Dans une première partie, Philippe Descola montre comment la « nature », pour les Achuar, s'émancipe du seul ordre taxinomique, en se voyant attribuer des caractéristiques « humaines » : « Les hommes et la plupart des plantes, des animaux et des météores sont des personnes (aents) dotées d'une âme (wakan) et d'une vie autonome » (1986 : 120). Par la capacité qu'ont les âmes d'échanger dans des situations particulières, les humains et non-humains forment un continuum. Les mythes Achuar disent entre autres choses comment à l'origine tous les êtres avaient une apparence humaine, celle des « personnes complètes » (penke aents). Perdant celle-ci dans les circonstances du mythe, plantes et animaux n'en gardent pas moins, pour les Achuar, une sociabilité ordonnée selon les mêmes règles que celles qui régissent leur propre vie sociale. « L'anthropomorphisation des plantes et des animaux [est] tout autant la manifestation d'une pensée mythique qu'un code métaphorique servant à traduire une forme de « savoir populaire » » (1986 : 125).

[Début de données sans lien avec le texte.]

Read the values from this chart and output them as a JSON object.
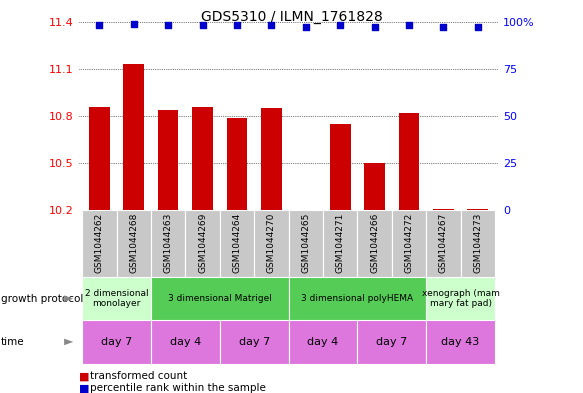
{
  "title": "GDS5310 / ILMN_1761828",
  "samples": [
    "GSM1044262",
    "GSM1044268",
    "GSM1044263",
    "GSM1044269",
    "GSM1044264",
    "GSM1044270",
    "GSM1044265",
    "GSM1044271",
    "GSM1044266",
    "GSM1044272",
    "GSM1044267",
    "GSM1044273"
  ],
  "bar_values": [
    10.86,
    11.13,
    10.84,
    10.86,
    10.79,
    10.85,
    10.2,
    10.75,
    10.5,
    10.82,
    10.21,
    10.21
  ],
  "percentile_values": [
    98,
    99,
    98,
    98,
    98,
    98,
    97,
    98,
    97,
    98,
    97,
    97
  ],
  "ylim_left": [
    10.2,
    11.4
  ],
  "ylim_right": [
    0,
    100
  ],
  "yticks_left": [
    10.2,
    10.5,
    10.8,
    11.1,
    11.4
  ],
  "ytick_labels_left": [
    "10.2",
    "10.5",
    "10.8",
    "11.1",
    "11.4"
  ],
  "yticks_right": [
    0,
    25,
    50,
    75,
    100
  ],
  "ytick_labels_right": [
    "0",
    "25",
    "50",
    "75",
    "100%"
  ],
  "bar_color": "#cc0000",
  "percentile_color": "#0000cc",
  "bar_width": 0.6,
  "growth_protocol_groups": [
    {
      "label": "2 dimensional\nmonolayer",
      "start": 0,
      "end": 2,
      "color": "#ccffcc"
    },
    {
      "label": "3 dimensional Matrigel",
      "start": 2,
      "end": 6,
      "color": "#55cc55"
    },
    {
      "label": "3 dimensional polyHEMA",
      "start": 6,
      "end": 10,
      "color": "#55cc55"
    },
    {
      "label": "xenograph (mam\nmary fat pad)",
      "start": 10,
      "end": 12,
      "color": "#ccffcc"
    }
  ],
  "time_groups": [
    {
      "label": "day 7",
      "start": 0,
      "end": 2,
      "color": "#dd77dd"
    },
    {
      "label": "day 4",
      "start": 2,
      "end": 4,
      "color": "#dd77dd"
    },
    {
      "label": "day 7",
      "start": 4,
      "end": 6,
      "color": "#dd77dd"
    },
    {
      "label": "day 4",
      "start": 6,
      "end": 8,
      "color": "#dd77dd"
    },
    {
      "label": "day 7",
      "start": 8,
      "end": 10,
      "color": "#dd77dd"
    },
    {
      "label": "day 43",
      "start": 10,
      "end": 12,
      "color": "#dd77dd"
    }
  ],
  "legend_items": [
    {
      "label": "transformed count",
      "color": "#cc0000"
    },
    {
      "label": "percentile rank within the sample",
      "color": "#0000cc"
    }
  ],
  "growth_protocol_label": "growth protocol",
  "time_label": "time",
  "background_color": "#ffffff",
  "sample_bg_color": "#c8c8c8"
}
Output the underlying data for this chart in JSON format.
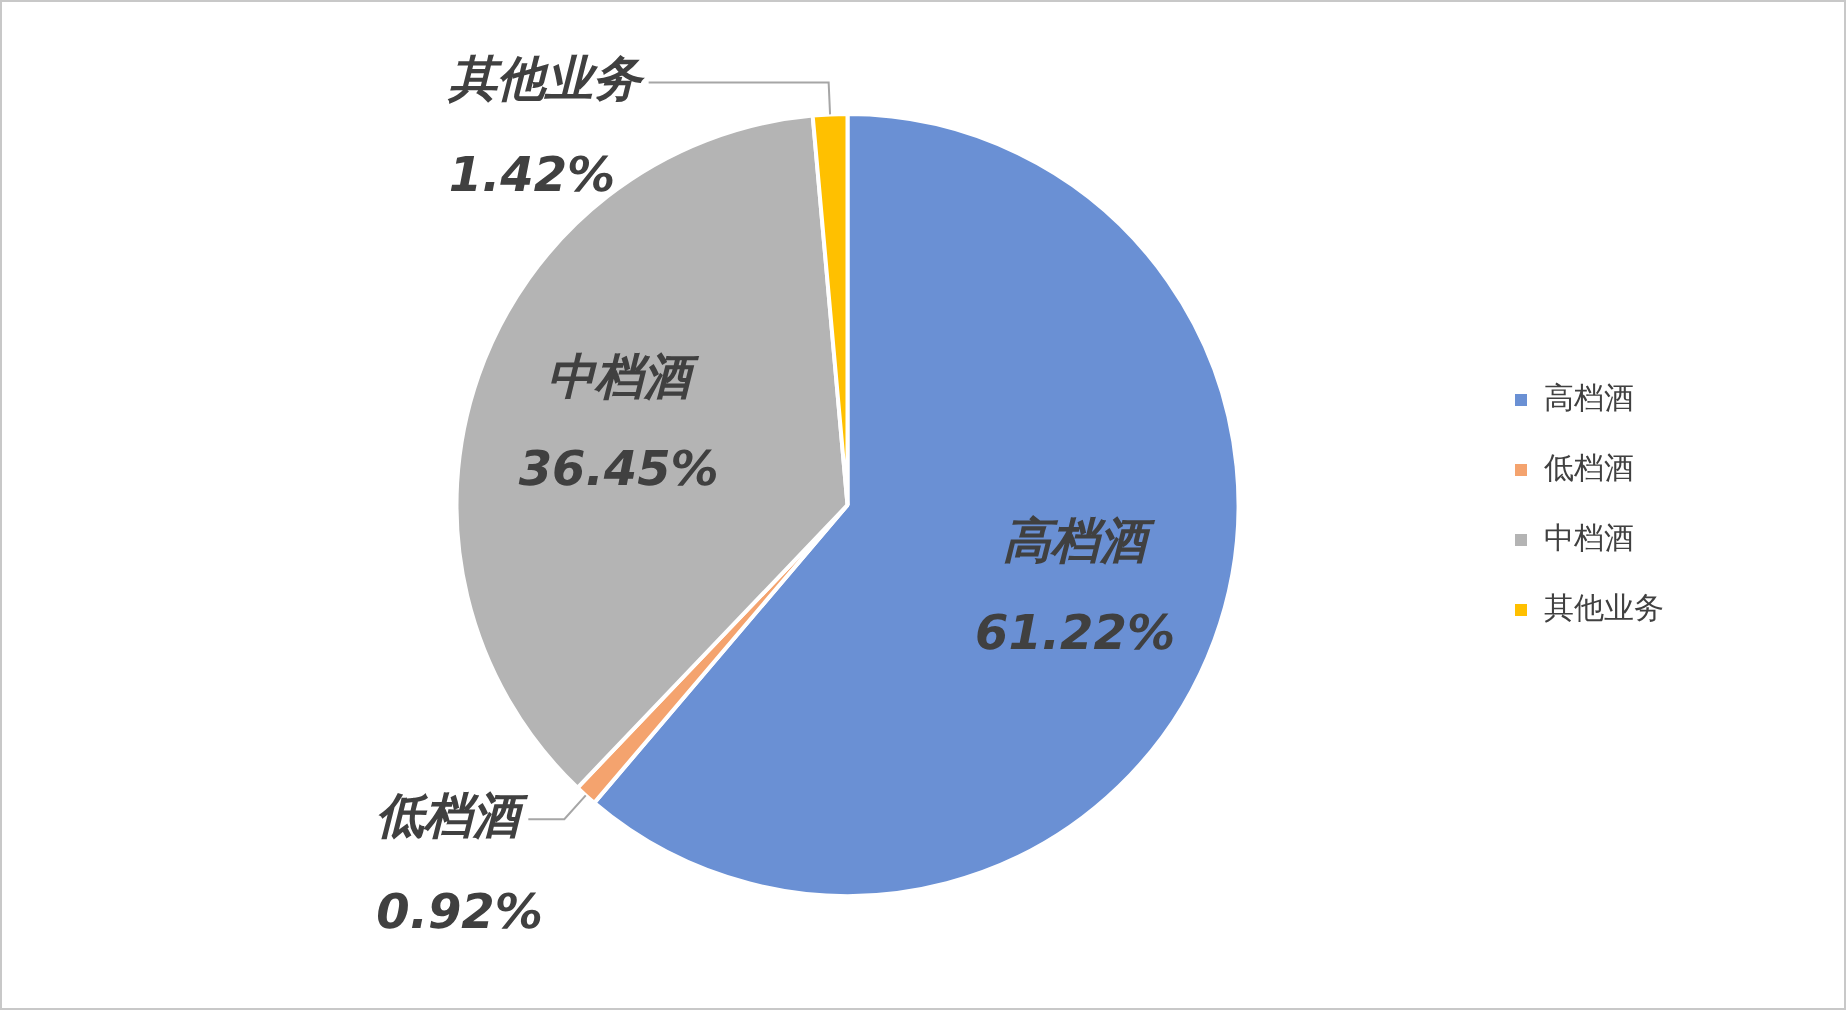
{
  "chart_data": {
    "type": "pie",
    "categories": [
      "高档酒",
      "低档酒",
      "中档酒",
      "其他业务"
    ],
    "values": [
      61.22,
      0.92,
      36.45,
      1.42
    ],
    "colors": [
      "#6a90d4",
      "#f4a36e",
      "#b4b4b4",
      "#ffc000"
    ],
    "value_labels": [
      "61.22%",
      "0.92%",
      "36.45%",
      "1.42%"
    ],
    "legend": "right"
  }
}
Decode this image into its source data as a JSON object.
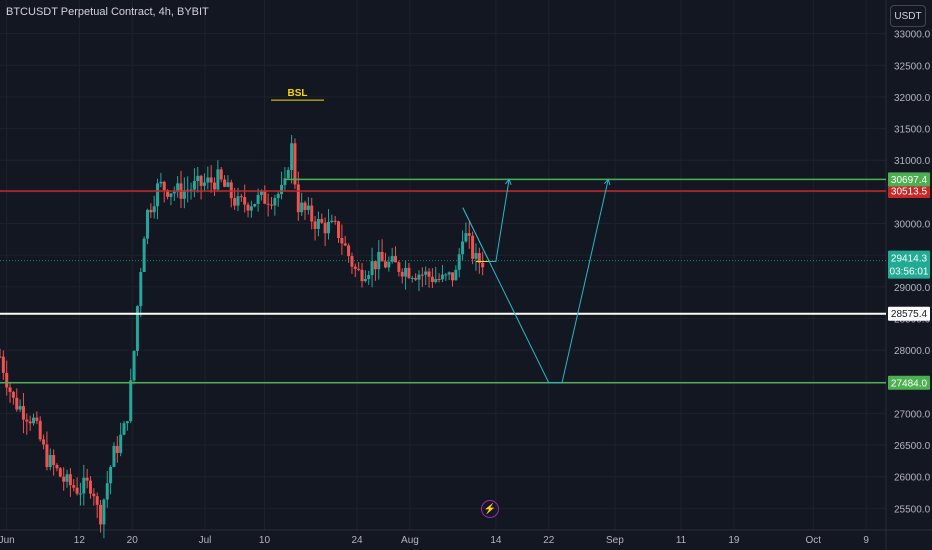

Dans une seconde partie, adoptant une perspective strictement méthodologique, Philippe Descola distingue une série de mondes qui encadrent les pratiques que les Achuar exercent envers les êtres avec lesquels ils sont en contact : la maison, le jardin, la forêt et la rivière. Unité minimale de la société Achuar, la maison est le « modèle d'articulation des coordonnées du monde et segment terminal d'un continuum nature/culture, la matrice spatiale de plusieurs systèmes de conjonction et disjonction, le point d'ancrage de la sociabilité inter- et intra-maisonnée » (1986 : 168). Si les hommes réalisent l'essartage, le jardin est cependant un espace par destination quasi exclusivement féminin. Les femmes assument l'essentiel de l'activité horticole mêlant des actes techniques de plantation, de désherbage et de récolte, avec des actes magiques, au premier rang desquels viennent les chants incantatoires (anent) destinés à l'esprit tutélaire des jardins, Nunkui, à l'âme des plantes (wakan), aux charmes (nantar) et aux auxiliaire de Nunkui. Le sang joue un rôle prépondérant dans ces pratiques symboliques et établit avec Nunkui et des plantes telles que le manioc une relation de consanguinité.
Ce travail de terrain offre ainsi l'essentiel de la matière ethnographique qui permettra à Philippe Descola de proposer, en s'inspirant de l'anthropologie symétrique de Bruno Latour un schème particulier d'identification et de relation aux non-humains, en redéfinissant le concept délaissé d'animisme.